Not every story has a happy ending.
This one for example. In 2006, the 17-year-old who saved the grocery store of Truman, Minnesota was a national hero for saving a small town’s lifeline.
“I think a grocery store is not the only important asset in the economic center, but it’s certainly a vital part of any community development program,” Graham said in 2010. “I feel I’ve had quite some success in fulfilling the need in smaller niche markets that the Hy-Vees and Fareways certainly have no interest in being in.”

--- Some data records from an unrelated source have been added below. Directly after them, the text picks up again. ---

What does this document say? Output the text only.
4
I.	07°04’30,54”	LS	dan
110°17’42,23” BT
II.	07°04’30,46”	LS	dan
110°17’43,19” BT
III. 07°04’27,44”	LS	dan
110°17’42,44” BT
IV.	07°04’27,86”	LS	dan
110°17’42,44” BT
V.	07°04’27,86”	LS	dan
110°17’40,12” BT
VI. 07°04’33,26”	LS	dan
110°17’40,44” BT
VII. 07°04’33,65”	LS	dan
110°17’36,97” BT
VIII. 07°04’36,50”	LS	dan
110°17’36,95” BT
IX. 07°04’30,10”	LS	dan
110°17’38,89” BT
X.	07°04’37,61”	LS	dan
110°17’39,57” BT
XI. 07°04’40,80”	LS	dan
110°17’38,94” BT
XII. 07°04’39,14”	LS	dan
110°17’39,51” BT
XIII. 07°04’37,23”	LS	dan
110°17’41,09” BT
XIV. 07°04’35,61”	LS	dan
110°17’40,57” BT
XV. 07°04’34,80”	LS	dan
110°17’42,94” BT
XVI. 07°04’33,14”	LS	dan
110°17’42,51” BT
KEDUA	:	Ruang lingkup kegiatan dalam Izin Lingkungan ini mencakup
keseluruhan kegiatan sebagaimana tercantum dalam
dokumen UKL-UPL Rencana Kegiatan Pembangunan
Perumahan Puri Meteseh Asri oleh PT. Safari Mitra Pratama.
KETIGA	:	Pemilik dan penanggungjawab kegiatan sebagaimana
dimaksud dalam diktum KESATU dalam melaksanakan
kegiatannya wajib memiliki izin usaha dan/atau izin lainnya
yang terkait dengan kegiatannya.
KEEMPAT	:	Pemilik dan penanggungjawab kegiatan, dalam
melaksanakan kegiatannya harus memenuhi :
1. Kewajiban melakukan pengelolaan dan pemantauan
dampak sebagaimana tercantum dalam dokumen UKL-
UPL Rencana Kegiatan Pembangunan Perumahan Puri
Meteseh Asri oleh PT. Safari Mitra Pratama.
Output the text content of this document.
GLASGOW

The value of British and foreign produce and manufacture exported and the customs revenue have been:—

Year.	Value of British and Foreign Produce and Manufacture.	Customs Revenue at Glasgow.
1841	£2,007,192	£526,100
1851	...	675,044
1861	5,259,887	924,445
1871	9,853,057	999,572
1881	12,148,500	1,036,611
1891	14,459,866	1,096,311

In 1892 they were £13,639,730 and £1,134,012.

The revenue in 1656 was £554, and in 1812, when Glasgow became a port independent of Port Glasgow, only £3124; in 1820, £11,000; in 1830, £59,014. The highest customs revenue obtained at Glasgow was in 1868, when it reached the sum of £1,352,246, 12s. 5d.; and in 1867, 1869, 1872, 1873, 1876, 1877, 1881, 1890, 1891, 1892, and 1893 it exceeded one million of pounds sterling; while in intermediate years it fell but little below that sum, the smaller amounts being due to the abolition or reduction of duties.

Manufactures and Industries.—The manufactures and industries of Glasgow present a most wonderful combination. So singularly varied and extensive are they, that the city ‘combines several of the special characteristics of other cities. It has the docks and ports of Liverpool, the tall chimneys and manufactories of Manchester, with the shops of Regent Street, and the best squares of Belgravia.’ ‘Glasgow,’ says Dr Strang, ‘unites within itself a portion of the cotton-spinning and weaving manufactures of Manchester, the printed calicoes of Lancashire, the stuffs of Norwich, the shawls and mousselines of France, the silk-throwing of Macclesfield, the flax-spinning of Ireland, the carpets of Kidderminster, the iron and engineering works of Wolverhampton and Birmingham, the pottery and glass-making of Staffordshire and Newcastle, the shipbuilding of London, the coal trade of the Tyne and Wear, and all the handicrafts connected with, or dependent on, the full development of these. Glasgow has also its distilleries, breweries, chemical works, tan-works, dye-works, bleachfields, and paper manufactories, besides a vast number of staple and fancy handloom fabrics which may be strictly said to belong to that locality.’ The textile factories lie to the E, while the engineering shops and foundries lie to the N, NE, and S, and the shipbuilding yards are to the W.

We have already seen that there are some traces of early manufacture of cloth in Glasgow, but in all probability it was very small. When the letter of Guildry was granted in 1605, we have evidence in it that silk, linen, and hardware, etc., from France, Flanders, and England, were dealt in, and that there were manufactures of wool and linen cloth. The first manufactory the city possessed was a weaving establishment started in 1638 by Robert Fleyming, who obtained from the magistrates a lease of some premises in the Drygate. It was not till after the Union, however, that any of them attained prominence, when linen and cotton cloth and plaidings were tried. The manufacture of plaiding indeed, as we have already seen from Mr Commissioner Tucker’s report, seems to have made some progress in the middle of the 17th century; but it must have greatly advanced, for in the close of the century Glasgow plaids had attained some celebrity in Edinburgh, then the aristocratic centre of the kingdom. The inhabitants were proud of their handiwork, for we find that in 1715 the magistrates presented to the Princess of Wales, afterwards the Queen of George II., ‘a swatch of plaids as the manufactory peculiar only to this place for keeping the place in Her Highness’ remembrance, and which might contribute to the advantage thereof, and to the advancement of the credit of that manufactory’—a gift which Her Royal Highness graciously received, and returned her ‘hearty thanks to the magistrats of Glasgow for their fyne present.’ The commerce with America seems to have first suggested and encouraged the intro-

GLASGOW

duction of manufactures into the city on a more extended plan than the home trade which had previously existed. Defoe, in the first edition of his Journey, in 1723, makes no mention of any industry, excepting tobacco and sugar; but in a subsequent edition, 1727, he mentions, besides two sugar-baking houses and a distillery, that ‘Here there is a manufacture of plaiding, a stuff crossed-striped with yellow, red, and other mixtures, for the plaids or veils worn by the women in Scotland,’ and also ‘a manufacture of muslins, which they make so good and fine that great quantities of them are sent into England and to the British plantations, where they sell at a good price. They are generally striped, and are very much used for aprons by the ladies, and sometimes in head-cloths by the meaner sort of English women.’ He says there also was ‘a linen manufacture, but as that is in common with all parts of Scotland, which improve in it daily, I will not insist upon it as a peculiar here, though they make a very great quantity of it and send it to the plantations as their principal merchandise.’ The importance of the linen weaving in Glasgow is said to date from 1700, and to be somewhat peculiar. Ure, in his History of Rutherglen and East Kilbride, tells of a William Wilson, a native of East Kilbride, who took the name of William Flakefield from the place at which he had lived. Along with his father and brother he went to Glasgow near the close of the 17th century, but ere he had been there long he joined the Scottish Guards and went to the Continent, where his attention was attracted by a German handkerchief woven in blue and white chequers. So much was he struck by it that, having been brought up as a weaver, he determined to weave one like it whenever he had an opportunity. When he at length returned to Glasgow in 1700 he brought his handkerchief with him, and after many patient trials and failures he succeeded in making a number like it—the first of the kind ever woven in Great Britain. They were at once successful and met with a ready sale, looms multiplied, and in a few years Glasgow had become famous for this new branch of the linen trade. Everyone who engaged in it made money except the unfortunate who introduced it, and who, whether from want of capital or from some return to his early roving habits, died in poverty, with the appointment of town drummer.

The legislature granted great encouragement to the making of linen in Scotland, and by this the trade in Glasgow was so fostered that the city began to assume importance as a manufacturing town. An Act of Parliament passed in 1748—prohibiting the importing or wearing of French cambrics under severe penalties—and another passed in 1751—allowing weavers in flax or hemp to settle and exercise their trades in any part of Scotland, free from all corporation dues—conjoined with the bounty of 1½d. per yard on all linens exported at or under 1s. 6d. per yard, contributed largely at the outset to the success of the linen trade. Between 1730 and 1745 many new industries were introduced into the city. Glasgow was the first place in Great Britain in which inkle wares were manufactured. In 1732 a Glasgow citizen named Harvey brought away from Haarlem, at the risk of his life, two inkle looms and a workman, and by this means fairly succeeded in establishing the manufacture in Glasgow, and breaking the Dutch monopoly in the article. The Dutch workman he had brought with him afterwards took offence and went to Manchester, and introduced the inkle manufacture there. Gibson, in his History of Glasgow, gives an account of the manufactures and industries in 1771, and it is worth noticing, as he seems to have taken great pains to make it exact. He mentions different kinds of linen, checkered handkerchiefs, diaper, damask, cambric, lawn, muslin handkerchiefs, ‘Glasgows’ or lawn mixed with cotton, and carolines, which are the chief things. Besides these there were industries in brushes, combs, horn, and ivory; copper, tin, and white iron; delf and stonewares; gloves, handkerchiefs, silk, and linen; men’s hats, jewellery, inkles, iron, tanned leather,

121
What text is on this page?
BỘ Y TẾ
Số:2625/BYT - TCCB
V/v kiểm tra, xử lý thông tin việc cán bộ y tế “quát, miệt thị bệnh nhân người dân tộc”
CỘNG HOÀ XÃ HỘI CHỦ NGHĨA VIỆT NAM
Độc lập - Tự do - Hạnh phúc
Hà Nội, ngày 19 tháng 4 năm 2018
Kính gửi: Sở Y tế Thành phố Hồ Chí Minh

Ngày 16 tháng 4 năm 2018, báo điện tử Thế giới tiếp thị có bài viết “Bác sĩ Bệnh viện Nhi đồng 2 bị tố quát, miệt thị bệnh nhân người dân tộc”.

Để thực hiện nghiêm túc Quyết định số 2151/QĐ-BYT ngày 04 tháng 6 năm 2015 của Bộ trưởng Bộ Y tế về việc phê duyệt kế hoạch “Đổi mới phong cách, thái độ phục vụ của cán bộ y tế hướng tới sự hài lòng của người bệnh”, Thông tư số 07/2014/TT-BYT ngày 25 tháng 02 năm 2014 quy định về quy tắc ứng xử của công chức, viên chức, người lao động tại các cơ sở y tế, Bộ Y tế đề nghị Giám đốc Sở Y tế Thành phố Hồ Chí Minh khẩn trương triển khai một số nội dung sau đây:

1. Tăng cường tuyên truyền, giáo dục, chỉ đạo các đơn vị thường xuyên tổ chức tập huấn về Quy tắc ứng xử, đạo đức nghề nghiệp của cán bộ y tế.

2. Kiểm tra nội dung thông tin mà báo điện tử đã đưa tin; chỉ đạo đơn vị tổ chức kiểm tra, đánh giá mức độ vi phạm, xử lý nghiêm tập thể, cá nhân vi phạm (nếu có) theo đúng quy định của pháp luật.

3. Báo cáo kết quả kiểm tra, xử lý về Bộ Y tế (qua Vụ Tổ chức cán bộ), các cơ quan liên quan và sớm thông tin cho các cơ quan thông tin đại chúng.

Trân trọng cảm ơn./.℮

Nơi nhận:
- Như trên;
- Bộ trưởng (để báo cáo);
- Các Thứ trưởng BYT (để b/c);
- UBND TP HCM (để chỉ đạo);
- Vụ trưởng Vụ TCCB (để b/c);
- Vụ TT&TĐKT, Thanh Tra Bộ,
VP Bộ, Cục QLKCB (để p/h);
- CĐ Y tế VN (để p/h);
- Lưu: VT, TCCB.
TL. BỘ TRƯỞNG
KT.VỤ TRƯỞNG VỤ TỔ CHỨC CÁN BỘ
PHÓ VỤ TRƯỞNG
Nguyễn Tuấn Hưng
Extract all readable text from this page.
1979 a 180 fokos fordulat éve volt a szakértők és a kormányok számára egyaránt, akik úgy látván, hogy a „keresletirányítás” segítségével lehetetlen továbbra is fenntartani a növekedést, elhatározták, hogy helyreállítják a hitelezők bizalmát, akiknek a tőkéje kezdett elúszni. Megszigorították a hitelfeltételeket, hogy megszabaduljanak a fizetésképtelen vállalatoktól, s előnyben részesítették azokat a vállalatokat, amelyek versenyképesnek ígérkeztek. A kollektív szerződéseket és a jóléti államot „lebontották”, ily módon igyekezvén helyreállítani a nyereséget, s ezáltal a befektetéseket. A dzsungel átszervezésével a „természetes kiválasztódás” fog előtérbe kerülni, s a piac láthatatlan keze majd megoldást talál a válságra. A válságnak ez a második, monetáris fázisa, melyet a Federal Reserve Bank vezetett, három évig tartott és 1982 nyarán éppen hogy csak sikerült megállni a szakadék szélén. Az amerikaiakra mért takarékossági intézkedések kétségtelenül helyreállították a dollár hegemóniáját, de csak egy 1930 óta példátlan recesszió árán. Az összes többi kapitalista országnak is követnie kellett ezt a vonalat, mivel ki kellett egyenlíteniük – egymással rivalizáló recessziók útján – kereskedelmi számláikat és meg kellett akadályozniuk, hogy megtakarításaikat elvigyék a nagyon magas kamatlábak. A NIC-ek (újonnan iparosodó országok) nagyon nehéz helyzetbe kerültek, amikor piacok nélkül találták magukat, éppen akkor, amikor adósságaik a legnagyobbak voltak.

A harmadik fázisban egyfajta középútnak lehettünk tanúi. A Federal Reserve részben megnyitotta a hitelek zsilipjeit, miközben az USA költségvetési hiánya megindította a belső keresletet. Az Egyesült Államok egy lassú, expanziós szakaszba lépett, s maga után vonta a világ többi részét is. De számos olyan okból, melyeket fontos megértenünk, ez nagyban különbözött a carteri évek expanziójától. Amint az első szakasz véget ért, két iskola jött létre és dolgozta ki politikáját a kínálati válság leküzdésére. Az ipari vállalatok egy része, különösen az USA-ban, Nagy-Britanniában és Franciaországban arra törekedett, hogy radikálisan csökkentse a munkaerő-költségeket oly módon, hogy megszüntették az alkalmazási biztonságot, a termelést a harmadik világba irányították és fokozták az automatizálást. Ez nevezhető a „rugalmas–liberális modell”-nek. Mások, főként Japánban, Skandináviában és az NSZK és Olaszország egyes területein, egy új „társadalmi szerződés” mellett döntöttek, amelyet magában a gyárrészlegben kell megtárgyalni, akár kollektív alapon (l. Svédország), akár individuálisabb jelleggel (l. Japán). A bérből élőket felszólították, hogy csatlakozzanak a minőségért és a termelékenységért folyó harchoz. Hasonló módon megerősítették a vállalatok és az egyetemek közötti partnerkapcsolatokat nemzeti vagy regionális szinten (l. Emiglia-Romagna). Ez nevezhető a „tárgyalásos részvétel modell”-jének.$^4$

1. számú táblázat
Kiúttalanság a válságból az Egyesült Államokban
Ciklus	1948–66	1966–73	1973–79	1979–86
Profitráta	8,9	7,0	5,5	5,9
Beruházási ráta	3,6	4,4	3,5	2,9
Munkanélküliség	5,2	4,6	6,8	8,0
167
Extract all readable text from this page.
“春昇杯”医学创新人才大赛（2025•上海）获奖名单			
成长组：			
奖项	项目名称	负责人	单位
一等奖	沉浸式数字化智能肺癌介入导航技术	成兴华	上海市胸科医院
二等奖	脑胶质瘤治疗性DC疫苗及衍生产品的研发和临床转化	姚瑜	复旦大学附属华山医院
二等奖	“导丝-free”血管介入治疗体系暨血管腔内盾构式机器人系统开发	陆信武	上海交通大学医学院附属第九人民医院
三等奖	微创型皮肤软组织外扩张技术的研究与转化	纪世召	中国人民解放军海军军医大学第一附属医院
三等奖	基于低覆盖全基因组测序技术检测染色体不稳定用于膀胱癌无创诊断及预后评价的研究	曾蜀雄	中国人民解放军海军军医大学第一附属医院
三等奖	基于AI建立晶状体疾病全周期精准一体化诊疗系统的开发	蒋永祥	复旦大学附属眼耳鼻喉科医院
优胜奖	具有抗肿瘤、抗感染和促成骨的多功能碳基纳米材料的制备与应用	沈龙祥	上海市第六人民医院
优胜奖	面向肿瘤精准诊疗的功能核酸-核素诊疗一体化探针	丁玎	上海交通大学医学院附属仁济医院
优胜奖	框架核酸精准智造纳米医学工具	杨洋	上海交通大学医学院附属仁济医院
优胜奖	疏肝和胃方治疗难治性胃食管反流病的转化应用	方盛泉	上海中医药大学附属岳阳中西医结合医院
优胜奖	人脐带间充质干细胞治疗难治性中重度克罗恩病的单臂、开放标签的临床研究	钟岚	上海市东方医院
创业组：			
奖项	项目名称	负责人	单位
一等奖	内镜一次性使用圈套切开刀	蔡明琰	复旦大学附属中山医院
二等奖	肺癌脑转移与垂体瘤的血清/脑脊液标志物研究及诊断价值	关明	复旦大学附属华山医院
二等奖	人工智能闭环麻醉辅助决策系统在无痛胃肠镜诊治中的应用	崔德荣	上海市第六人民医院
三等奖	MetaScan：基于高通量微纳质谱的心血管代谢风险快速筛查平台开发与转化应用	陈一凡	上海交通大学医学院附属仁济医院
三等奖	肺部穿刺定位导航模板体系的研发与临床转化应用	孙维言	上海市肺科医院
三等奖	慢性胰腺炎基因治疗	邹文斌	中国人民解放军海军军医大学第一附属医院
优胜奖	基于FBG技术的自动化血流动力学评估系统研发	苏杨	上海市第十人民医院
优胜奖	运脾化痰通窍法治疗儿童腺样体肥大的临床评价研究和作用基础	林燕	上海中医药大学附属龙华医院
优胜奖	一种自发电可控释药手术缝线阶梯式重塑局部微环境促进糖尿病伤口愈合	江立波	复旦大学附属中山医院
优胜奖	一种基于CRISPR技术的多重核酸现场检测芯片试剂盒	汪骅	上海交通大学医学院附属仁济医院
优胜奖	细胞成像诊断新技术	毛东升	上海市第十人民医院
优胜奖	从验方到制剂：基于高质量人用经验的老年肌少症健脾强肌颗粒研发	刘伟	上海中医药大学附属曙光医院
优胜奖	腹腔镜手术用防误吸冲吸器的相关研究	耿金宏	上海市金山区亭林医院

Truman needs another Nick Graham.
Graham sold the store in 2008 to a gentleman who had a grocery in Elysian and Kiester. Brad Gohla figured adding a third store would increase his buying power.
Now the Truman store, along with the ones in Elysian and Kiester have closed, the Mankato Free Press reports.
The three stores, owned by Brad Gohla of Elysian, abruptly closed June 30, leaving city officials to ponder possible solutions to keep the stores operational.
Last week, bankers with a lien on the Kiester store were selling off its perishable inventory, with similar actions taking place in the other towns.
Brooks and Nusbaum said they hope the stores can remain operational by attracting new buyers or lessees. Brooks said if that doesn’t happen in Kiester she’d prefer that the city take over operation, as it did about four years ago before Gohla began leasing the building from the city.
“We’ve had a grocery store here since at least the 1880s,” Elysian city administrator Patricia Nussbaum told me this morning. She and her husband used to be in the grocery business and figure it’ll be tough to find someone to reopen a grocery there.
“There’s not much markup in groceries,” she said. “We’re in a little better shape because we have lakes here and people come in during the summer. You have to make your money in the summer.”
The nearest grocery now will be a small one in Waterville, seven miles away. Waseca and Mankato are also options. “But this one was open until 7 seven days a week,” she said.